When two or more velocity vectors are combined, the total vector that results from this addition is known as the "resultant velocity." In the case of our migrating salmon, it experiences not just its own swimming speed but also the effect of the ocean currents. Hence, we need to combine these two vectors to find out how fast and in which direction the salmon is truly moving.

• The salmon swims at 5 mi/h in a direction that is North 45° East.
• The ocean current adds a velocity of 3 mi/h directly to the east.

To compute the true velocity, we perform vector addition: add the salmon's swimming vector to the current's vector. The resultant vector gives a true path that the salmon follows, combining the effects of both speeds. It directs the salmon slightly more eastward than north due to the current. Calculating the resultant velocity reveals how these two factors interact, giving us the complete picture of the salmon's movement. This resulting velocity is crucial, as it represents the combined effect of all forces acting upon the fish, measuring its actual path through the water.

Vectors have direction and magnitude, and describing a vector often requires breaking it down into its components. For the salmon's velocity, expressed as N 45° E, it has both northward and eastward components. This helps us think in terms of horizontal and vertical directions, providing a clearer picture of movement in each plane.

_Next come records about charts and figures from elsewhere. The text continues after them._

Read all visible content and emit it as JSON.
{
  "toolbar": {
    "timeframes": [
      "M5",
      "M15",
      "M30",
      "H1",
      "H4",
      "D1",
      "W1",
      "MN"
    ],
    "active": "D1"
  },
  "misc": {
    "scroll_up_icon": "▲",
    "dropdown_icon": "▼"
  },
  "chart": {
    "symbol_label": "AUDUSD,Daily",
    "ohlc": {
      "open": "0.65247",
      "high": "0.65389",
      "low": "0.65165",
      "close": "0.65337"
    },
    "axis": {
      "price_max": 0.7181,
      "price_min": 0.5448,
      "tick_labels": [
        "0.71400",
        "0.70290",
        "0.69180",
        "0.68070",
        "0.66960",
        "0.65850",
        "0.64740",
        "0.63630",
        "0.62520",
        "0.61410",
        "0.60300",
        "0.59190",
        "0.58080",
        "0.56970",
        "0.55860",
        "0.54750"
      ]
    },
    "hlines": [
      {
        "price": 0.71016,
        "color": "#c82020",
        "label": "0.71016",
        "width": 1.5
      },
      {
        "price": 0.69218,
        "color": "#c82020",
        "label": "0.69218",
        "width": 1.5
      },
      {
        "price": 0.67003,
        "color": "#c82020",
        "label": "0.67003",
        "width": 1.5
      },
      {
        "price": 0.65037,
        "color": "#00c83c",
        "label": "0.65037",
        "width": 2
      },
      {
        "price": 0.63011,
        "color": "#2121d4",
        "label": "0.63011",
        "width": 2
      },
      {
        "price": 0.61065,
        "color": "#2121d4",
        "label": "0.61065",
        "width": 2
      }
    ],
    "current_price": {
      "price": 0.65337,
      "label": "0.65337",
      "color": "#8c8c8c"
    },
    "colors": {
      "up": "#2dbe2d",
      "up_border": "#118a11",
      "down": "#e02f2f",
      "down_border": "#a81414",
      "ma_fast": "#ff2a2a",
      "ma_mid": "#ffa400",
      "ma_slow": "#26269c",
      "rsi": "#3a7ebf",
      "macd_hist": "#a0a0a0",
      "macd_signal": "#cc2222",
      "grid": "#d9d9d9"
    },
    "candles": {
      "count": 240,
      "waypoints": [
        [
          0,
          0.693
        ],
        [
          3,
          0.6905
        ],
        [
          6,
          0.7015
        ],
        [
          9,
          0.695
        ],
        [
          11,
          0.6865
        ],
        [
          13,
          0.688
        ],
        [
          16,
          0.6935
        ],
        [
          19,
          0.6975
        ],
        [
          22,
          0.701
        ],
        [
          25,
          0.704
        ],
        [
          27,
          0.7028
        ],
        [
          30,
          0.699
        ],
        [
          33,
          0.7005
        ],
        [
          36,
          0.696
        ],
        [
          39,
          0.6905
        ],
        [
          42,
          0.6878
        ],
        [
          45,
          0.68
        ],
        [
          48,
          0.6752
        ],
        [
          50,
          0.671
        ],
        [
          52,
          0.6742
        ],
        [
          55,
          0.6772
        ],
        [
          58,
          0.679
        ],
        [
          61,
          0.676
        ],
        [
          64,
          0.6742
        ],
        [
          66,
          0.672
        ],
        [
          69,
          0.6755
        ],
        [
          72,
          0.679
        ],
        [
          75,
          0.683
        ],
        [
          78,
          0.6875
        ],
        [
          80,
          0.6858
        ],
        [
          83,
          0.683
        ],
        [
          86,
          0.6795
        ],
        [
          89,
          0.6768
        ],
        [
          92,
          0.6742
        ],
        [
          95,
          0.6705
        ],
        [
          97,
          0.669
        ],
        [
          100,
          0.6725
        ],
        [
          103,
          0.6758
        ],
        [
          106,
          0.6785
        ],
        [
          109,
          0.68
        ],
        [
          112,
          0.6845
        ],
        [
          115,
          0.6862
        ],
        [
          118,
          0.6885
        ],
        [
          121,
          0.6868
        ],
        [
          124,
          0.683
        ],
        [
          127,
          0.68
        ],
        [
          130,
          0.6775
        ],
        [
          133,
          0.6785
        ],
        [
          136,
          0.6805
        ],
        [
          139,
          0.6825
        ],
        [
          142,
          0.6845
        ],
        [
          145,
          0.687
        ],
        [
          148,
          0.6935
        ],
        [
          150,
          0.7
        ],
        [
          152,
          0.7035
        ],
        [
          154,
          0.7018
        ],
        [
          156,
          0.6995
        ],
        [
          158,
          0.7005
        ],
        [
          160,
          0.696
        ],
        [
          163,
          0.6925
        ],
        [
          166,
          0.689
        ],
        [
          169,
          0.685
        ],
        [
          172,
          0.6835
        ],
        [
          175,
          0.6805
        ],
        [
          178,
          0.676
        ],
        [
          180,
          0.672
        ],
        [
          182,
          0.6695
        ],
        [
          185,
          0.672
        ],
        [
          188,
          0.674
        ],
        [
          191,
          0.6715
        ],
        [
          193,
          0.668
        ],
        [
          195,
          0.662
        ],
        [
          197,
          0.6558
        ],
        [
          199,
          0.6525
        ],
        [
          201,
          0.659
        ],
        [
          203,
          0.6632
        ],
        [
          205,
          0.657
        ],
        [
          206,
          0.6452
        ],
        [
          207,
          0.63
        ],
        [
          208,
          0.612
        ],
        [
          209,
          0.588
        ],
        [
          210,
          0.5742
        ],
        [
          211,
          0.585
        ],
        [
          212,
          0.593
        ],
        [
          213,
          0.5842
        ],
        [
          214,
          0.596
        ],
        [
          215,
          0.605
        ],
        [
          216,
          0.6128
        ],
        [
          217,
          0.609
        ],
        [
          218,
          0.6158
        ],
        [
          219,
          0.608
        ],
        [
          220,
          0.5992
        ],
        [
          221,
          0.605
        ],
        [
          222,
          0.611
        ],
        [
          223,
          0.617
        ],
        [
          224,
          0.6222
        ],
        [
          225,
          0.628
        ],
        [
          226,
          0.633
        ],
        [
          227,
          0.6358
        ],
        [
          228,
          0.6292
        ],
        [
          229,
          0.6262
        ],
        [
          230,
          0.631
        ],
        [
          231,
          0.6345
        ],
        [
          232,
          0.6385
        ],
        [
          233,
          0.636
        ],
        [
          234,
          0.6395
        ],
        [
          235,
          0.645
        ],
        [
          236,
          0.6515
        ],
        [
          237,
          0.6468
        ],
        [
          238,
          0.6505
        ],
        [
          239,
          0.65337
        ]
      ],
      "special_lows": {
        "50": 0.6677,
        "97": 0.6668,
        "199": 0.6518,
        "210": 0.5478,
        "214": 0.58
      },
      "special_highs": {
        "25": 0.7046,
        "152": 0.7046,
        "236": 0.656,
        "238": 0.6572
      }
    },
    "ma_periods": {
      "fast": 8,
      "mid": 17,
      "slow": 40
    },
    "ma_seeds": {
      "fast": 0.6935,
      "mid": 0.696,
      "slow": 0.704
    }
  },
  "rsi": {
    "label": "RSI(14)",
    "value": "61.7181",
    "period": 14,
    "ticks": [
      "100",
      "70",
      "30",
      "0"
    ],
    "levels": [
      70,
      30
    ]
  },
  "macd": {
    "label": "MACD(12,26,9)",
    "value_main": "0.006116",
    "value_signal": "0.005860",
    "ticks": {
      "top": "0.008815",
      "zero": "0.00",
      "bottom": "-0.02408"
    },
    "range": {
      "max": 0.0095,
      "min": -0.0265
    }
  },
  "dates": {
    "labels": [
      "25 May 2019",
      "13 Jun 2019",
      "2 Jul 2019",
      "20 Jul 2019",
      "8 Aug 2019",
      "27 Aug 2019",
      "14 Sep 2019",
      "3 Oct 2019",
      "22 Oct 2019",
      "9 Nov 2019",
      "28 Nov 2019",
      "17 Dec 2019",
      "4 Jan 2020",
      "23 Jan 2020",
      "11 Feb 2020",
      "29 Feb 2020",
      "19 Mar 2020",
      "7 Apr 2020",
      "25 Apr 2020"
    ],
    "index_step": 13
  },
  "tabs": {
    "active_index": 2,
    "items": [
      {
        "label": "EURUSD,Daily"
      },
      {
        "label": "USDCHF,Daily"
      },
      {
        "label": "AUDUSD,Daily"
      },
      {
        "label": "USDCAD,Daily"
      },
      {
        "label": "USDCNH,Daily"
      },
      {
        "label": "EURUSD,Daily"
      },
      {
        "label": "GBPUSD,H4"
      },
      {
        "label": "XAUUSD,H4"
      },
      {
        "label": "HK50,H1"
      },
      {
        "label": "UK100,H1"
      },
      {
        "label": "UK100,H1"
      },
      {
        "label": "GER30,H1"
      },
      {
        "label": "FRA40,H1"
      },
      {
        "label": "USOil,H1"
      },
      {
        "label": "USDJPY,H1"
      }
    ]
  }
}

• The salmon's northward component arises from its direction, indicating how much of the 5 mi/h is directed north.
• The eastward component explains how much of that same speed goes east.

In mathematical terms, we can resolve this into vector components using trigonometric functions:\[\text{Northward Component} = 5 \times \cos(45^\circ)\]\[\text{Eastward Component} = 5 \times \sin(45^\circ)\]Both components end up being equal, approximately making the salmon's velocity in components \( \langle 3.54, 3.54 \rangle \). These vector components are essential for further operations, like finding resultant velocities or understanding movement patterns across different axes.

Trigonometric functions play a vital role in resolving vectors into components, which is critical in physics and engineering. They help relate angles to the sides of a right triangle, which is how we determine the components for our vector in question.

• Cosine Function: In our scenario, \( \cos(45^\circ) \) is used to find the component of the salmon's velocity in the northward direction. It calculates how much of the full velocity goes in the vertical or y-axis.
• Sine Function: Similarly, \( \sin(45^\circ) \) helps determine the eastward component, measuring the part of the velocity extending along the horizontal or x-axis.

Using these functions, we divide a vector inclined at an angle into vertical and horizontal pieces. At 45°, both sine and cosine equal \( \frac{1}{\sqrt{2}} \), meaning our vector components turn out identical for this case. This concept is particularly handy when dealing with vectors at an angle, as trigonometry directly links angles with movement in space, offering a precise method to calculate vector components.